What about FC3/FC4 CVS branches only?

Or maybe compile for FC3/FC4 --with-screen=mcslang, as bundled slang (AFAIK) is
2.0.5 ...
 

Comment 20 Jindrich Novy 2005-12-30 13:50:43 UTC
All FC3/FC4/rawhide mcs are almost the same so that I'll enable the internal
slang-2.0.5 in mc for FC3/FC4. It sounds good to me as there's no need to touch
the system slang then.

Comment 21 Dmitry Butskoy 2005-12-30 14:26:44 UTC
I've tried to compile with the internal slang.

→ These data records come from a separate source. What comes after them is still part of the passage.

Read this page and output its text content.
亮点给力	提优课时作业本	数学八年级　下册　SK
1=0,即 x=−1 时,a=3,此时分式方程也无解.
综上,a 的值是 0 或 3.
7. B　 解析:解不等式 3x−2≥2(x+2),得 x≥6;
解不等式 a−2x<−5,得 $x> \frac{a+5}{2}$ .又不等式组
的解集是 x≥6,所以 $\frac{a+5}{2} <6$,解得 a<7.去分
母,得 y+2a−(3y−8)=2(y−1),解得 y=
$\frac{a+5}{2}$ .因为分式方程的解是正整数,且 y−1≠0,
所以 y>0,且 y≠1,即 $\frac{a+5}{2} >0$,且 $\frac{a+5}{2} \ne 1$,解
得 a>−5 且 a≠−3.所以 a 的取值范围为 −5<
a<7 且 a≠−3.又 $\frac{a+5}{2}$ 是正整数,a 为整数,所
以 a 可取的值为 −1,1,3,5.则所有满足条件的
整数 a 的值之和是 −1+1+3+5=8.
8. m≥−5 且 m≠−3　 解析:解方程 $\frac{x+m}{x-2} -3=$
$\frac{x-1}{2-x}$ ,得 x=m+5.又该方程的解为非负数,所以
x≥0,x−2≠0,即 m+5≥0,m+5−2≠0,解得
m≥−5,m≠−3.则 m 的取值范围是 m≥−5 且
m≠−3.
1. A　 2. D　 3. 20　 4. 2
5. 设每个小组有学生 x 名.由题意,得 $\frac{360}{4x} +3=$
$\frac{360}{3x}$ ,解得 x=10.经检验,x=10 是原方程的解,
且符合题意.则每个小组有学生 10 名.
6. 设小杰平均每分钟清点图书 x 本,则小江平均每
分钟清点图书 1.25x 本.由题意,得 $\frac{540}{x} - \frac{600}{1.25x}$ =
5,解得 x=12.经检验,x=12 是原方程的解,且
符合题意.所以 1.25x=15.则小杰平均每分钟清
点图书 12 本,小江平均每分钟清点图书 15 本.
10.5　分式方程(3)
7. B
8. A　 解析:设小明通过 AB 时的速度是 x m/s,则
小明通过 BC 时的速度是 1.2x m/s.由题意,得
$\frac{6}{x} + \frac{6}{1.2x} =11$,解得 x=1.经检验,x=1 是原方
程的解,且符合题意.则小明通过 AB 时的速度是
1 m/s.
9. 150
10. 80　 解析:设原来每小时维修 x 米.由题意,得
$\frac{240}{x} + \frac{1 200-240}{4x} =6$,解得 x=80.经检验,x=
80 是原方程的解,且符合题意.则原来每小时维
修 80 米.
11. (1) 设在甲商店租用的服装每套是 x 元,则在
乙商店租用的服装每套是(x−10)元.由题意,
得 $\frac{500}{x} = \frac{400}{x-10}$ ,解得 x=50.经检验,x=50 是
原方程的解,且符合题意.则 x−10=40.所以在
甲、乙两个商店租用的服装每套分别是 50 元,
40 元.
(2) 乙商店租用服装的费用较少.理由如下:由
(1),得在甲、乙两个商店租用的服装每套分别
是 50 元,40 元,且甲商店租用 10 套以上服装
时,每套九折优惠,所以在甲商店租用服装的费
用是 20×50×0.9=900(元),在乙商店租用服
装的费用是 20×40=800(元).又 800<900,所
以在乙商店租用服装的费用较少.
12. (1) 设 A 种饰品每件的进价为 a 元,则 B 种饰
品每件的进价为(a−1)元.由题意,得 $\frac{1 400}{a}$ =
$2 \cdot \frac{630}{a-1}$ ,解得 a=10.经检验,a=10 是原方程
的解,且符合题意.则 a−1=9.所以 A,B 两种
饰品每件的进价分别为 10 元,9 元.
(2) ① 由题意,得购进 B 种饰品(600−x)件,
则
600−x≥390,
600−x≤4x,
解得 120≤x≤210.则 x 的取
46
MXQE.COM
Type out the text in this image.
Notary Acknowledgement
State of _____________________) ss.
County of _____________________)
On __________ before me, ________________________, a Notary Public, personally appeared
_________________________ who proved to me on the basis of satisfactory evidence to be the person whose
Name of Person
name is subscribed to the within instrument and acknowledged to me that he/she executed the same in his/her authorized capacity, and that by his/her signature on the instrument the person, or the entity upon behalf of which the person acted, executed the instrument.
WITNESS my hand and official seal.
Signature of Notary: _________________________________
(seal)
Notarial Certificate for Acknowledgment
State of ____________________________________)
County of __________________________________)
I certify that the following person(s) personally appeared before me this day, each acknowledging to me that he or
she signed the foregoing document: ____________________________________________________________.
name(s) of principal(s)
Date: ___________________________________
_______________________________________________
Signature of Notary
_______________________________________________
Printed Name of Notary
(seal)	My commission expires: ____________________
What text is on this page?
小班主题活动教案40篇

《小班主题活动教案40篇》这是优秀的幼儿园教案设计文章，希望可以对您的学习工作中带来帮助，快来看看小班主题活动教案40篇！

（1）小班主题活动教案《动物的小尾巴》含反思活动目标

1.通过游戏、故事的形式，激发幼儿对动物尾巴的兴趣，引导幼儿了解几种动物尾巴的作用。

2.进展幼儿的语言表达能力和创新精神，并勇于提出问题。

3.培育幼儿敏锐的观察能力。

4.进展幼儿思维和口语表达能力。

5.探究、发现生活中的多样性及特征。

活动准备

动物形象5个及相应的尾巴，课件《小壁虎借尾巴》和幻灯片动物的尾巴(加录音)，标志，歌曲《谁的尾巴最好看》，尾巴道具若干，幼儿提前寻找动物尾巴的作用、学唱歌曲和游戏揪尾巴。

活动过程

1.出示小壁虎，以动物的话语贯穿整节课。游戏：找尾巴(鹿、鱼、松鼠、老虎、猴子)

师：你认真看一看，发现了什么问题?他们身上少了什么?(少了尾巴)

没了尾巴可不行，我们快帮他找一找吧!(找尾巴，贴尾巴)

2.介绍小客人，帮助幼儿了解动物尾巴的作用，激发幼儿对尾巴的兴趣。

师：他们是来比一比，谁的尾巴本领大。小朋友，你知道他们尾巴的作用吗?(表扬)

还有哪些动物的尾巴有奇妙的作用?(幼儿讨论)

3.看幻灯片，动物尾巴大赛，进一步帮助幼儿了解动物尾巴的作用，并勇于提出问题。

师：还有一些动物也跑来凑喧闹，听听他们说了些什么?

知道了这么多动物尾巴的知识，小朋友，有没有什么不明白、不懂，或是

Unfortunately, the national
characters are completely garbled with it...
Perhaps it is because the internal slang actually is a stripped version
(According to its slang/README file).

Jindrich,
IMHO it would be better either apply my patch for FC3/FC4 only, or just ignore
the part related to SLsmg_write_nchars(), as it is not too critical.

Using internal "stripped" slang can cause a lot of yet unknown side effects etc...

Comment 22 Jindrich Novy 2005-12-30 14:33:33 UTC
Ok, I applied your fix without the SLsmg_write_nchars() stuff in rawhide
already, so that I'll sync FC3/FC4 to rawhide mc and release updates after a while.